Die Kinder wurden in zwei Gruppen eingeteilt, die täglich routieren, damit jedes Kind einmal analog sowie digital Bilder entwirft.
Digitale Gruppe
Zuerst wurden den Kindern die Funktionen des SmartBoards erklärt, die sie zum Malen benötigen. Die Kinder können sich hier unterschiedliche Stifte und Farben für ihr Bild aussuchen.
Durch die ersten Malversuche bemerkten die Kinder, dass sie auf dem SmartBoard mit den Fingern malen können, ohne diese zu beschmutzen, was für sie eine neue Erfahrung war.
Außerdem konnten die Kinder einen Hintergrund für ihr Bild auswählen, auf dem sie dann ihr Bild malten.
Am zweiten Tag durften vier andere Kinder ihr Bild am SmardBoard malen. Auch ihnen wurden die Grundfunktionen des Malprogramms erklärt, sodass sie individuell Hintergründe, Farben und Stifte für ihr eigenes Bild auswählen konnten.
Auch am zweiten Tag entstanden vier sehr schöne, kreative und unterschiedliche Bilder am SmartBoard, die bald die Stromkästen im Kiez der Kita schmücken werden.
Wie bereits am Tag zuvor, kamen auch am dritten Tag vier neue Kinder an das SmartBoard, um ihr Bild zu malen. Sie lernten den Umgang mit dem SmardBoard und seinen Funktionen zum Ändern von Farben und Stiften kennen. Wieder entstanden super Bilder auf die unterschiedlichsten Weisen.
Am vierten und letzten Tag konnten die zwei Kinder, die noch nicht am SmartBoard waren, ihre Bilder malen, die anschließend auf den Stromkästen angebracht werden. Auch sie ließen ihrer Kreativität freien Raum und suchten sich Hintergründe, Farben und Stifte aus, um ihre Motive zu malen.
Analoge Gruppe
Die Kinder der analogen Gruppe zogen sich zunächst Malkittel an und legten Maldecken auf die Tische, damit Tisch und Anziehsachen nicht mit der Fingermalfarbe beschmiert werden.
Anschließend bekamen die Kinder große Blätter und fünf verschiedene Fingermalfarben, um sich kreativ auf den Bildern zu verewigen. Hierbei nahmen manche Kinder lediglich einzelne Finger, um genauere Linien zu ziehen, und andere nahmen die ganze Hand, um große Flächen zu füllen. Außerdem mischten sie auf ihrem Blatt unterschiedliche Farben, um neue Farben und Ergebnisse zu erhalten.
Einige Kinder benutzten anschließend ihre Fingernägeln, um in die großflächige Farbe Muster zu malen, wodurch anderen Farbe durchschimmerten.

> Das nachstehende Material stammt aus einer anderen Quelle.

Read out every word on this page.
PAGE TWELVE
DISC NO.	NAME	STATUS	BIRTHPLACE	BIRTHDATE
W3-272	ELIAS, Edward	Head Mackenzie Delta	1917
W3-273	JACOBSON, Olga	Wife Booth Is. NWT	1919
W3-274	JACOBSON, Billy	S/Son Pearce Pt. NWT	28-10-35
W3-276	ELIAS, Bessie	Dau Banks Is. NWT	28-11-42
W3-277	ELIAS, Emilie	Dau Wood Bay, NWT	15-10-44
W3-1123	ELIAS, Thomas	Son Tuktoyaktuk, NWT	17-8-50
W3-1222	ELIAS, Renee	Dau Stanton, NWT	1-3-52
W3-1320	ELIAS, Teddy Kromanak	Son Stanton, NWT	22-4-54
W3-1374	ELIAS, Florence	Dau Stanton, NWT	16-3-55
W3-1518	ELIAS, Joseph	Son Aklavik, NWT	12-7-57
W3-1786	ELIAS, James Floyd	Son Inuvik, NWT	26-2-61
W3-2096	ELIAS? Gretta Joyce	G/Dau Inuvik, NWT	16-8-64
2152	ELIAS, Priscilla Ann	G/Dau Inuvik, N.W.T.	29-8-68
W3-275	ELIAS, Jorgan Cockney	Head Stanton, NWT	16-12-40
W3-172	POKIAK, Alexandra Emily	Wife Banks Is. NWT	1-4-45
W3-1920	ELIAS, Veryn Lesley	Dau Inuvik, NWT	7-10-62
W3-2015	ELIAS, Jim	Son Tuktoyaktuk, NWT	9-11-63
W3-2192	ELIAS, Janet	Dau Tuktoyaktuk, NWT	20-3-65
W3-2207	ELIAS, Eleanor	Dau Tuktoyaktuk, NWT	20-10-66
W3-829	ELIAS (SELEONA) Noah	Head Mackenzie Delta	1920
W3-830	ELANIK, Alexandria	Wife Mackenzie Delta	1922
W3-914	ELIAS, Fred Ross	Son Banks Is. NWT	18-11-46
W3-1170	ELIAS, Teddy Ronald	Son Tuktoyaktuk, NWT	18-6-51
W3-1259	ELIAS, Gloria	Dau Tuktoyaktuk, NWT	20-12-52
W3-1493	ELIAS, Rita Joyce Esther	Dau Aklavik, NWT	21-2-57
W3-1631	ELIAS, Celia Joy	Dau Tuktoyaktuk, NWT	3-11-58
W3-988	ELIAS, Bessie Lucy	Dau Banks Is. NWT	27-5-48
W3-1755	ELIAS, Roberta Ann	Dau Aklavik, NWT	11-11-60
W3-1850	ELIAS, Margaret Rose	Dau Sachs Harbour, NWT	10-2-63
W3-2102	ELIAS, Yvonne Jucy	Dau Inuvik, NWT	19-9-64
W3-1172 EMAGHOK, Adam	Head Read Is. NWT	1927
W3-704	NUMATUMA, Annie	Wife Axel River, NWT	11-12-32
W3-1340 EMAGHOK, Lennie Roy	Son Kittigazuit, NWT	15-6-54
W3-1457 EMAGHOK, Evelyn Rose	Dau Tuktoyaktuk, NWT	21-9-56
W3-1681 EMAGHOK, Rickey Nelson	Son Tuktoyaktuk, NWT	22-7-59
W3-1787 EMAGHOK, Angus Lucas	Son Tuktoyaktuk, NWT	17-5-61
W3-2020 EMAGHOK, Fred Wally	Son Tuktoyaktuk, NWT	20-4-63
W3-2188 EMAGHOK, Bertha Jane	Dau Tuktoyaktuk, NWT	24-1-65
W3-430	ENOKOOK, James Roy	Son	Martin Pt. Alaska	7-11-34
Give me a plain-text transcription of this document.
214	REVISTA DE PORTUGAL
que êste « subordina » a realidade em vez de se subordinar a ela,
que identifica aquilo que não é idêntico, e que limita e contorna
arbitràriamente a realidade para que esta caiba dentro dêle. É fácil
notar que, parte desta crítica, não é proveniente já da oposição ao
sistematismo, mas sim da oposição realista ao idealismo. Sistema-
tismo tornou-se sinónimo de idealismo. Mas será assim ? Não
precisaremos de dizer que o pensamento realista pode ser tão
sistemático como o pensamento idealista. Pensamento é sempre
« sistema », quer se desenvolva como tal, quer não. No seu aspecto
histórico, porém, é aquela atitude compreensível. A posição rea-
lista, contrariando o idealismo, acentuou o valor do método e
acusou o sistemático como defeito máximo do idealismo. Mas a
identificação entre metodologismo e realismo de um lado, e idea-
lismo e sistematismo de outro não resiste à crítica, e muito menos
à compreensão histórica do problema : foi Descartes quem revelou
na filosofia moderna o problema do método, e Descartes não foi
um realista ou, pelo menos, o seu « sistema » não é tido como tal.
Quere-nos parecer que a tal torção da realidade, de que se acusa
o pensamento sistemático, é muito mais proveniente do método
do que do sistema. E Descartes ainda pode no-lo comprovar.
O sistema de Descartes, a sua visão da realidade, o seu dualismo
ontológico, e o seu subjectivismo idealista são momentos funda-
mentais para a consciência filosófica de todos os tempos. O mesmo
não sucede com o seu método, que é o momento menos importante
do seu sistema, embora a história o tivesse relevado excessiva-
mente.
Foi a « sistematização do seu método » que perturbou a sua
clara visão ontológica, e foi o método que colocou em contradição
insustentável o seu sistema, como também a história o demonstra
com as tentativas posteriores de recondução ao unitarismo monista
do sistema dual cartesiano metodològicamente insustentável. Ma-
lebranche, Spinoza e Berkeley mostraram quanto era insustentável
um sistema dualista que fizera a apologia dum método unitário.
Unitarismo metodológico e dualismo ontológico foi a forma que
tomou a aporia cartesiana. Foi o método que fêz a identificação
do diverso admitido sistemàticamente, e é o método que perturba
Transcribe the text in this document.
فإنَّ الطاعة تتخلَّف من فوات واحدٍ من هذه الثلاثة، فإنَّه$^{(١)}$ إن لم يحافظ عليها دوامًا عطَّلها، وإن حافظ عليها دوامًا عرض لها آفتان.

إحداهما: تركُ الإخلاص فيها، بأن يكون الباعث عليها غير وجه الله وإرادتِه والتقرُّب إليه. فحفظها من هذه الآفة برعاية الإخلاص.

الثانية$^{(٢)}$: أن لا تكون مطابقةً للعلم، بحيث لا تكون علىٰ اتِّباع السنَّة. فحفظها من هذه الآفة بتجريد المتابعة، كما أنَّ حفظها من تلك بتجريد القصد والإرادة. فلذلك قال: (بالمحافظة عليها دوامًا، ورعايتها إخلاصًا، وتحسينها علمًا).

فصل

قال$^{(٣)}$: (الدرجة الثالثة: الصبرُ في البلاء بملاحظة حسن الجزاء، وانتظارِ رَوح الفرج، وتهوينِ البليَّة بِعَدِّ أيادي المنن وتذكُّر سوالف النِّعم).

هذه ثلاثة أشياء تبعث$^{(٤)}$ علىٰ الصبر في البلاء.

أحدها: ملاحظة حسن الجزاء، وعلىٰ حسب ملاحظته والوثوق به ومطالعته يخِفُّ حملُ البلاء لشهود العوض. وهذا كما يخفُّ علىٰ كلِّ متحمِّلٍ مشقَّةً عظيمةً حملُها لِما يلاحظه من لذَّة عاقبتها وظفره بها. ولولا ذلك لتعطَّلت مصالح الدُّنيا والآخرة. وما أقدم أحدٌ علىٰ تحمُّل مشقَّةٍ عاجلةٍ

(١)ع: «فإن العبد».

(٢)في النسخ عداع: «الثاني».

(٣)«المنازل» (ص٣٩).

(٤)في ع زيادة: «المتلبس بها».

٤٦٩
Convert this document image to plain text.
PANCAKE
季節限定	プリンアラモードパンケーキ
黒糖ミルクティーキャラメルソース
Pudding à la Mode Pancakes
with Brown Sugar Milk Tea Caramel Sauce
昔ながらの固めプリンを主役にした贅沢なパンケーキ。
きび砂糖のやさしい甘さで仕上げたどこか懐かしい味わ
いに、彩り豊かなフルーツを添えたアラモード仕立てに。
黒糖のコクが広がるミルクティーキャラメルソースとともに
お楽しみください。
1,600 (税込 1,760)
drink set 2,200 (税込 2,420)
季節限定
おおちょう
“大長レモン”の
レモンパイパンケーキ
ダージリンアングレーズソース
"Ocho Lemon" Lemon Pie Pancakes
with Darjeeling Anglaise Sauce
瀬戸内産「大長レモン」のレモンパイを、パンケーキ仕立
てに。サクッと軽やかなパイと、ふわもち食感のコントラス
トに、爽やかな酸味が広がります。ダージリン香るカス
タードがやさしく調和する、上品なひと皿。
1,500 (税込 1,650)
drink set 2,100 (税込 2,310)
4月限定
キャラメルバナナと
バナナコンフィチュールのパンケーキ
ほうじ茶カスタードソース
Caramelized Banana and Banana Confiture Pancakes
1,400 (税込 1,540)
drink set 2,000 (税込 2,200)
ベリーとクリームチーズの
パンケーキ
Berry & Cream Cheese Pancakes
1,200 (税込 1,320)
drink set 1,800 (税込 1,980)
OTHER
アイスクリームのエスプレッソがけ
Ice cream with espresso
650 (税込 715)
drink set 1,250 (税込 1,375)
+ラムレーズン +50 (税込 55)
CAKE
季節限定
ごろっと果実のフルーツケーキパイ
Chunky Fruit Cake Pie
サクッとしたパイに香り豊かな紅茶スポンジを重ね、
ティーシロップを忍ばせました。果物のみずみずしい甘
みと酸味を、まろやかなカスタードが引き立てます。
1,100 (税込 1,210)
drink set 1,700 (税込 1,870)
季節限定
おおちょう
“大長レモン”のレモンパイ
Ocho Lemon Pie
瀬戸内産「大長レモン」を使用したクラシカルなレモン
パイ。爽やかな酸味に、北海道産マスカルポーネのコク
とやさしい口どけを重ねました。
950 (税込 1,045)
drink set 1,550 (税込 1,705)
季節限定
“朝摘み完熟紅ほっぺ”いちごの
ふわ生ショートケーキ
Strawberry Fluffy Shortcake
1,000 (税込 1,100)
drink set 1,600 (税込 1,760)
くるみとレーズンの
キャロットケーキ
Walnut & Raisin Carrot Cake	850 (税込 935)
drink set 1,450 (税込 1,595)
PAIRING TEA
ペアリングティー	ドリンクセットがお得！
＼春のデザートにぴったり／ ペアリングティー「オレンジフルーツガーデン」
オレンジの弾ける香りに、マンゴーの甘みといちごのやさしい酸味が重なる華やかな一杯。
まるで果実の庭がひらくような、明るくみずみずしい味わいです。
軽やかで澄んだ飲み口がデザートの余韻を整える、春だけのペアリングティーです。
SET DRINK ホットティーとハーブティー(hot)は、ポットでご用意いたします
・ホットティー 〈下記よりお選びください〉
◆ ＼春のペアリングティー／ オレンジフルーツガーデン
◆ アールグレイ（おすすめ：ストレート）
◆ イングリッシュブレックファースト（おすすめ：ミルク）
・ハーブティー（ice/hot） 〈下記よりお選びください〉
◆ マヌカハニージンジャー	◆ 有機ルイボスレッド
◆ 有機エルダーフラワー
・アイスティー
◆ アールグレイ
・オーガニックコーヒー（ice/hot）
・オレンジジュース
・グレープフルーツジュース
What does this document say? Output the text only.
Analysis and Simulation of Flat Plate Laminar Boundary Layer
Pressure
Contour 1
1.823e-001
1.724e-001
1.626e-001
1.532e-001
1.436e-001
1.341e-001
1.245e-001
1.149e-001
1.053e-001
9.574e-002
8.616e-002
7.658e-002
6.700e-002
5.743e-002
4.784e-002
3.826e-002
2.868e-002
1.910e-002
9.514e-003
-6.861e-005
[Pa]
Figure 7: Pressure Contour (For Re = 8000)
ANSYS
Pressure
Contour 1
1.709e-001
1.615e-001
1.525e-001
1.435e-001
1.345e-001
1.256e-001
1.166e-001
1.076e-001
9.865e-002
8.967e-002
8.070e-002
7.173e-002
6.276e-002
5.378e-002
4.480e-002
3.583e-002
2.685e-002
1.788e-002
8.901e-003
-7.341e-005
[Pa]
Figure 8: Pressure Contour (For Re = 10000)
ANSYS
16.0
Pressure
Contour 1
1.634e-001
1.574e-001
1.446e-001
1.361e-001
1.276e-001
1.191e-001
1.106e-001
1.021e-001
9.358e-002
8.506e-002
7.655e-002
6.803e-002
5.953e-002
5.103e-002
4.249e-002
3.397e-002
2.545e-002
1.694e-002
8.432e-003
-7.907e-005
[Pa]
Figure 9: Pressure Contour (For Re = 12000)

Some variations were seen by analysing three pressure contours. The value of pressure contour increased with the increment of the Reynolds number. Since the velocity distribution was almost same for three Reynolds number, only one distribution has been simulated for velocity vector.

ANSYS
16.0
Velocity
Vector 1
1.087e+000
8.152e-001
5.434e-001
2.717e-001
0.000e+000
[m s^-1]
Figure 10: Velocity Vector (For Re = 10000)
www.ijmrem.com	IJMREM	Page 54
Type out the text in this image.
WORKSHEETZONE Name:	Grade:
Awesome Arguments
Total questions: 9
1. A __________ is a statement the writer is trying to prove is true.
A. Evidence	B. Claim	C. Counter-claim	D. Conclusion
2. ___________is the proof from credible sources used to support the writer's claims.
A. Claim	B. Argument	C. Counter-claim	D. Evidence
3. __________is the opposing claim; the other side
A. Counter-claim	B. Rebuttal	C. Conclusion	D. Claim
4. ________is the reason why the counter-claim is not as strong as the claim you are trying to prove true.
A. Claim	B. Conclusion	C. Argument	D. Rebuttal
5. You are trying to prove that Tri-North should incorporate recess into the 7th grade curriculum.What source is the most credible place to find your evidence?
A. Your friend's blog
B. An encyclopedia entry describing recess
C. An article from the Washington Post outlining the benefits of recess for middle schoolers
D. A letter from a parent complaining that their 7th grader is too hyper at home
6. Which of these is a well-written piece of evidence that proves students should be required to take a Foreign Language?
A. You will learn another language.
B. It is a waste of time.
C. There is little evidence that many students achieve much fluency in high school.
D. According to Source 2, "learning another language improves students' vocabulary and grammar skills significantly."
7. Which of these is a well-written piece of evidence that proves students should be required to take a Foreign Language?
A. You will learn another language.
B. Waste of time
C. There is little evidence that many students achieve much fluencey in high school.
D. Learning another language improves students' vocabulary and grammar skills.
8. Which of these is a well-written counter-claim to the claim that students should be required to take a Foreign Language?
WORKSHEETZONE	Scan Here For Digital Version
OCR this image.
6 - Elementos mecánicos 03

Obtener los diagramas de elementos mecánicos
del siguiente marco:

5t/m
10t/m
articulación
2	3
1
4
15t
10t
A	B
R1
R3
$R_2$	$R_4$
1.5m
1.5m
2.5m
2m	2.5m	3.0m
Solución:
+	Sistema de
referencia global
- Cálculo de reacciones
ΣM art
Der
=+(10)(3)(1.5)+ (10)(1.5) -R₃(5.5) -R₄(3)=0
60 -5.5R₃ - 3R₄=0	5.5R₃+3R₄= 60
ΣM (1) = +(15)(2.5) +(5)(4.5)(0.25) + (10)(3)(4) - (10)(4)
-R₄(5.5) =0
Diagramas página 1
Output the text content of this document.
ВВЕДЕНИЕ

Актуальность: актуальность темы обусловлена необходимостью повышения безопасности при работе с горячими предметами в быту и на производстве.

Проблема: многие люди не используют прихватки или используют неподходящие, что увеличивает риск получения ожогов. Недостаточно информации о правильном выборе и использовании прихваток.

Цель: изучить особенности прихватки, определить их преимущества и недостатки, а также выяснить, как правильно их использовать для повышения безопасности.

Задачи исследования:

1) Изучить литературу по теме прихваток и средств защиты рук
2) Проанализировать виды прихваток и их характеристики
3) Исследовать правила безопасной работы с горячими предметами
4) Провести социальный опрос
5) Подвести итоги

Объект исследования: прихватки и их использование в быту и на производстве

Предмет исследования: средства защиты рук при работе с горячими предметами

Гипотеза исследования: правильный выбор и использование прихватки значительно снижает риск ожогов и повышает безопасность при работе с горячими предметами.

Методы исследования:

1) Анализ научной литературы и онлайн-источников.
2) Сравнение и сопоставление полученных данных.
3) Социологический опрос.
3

Zuletzt konnten die Kinder noch auf Wachsmalstifte zurückgreifen und auch mit diesen Bilder malen.
Am zweiten Tag kamen die Kinder, die zuvor am SmartBoard malten, in die analoge Gruppe. Hier wurden erneut Bilder mit Figermalfarbe gemalt und unterschiedliche Techniken genutzt.
Teilweise nutzten die Kinder auch Löffel und Gabeln, um besondere Muster in ihre Bilder zu malen.
Auch an Tag zwei entstanden viele bunte und besondere Bilder, die für die Beklebung der einzelnen Stromkästen genutzt werden können.
Am dritten Tag durften sich die Kinder aus der analogen Gruppe aussuchen, ob sie erneut mit Fingermalfarbe oder mit Aquarellstiften malen wollen. Anschließend malten sie fleißig an ihren Kunstwerken und es entstanden tolle Bilder.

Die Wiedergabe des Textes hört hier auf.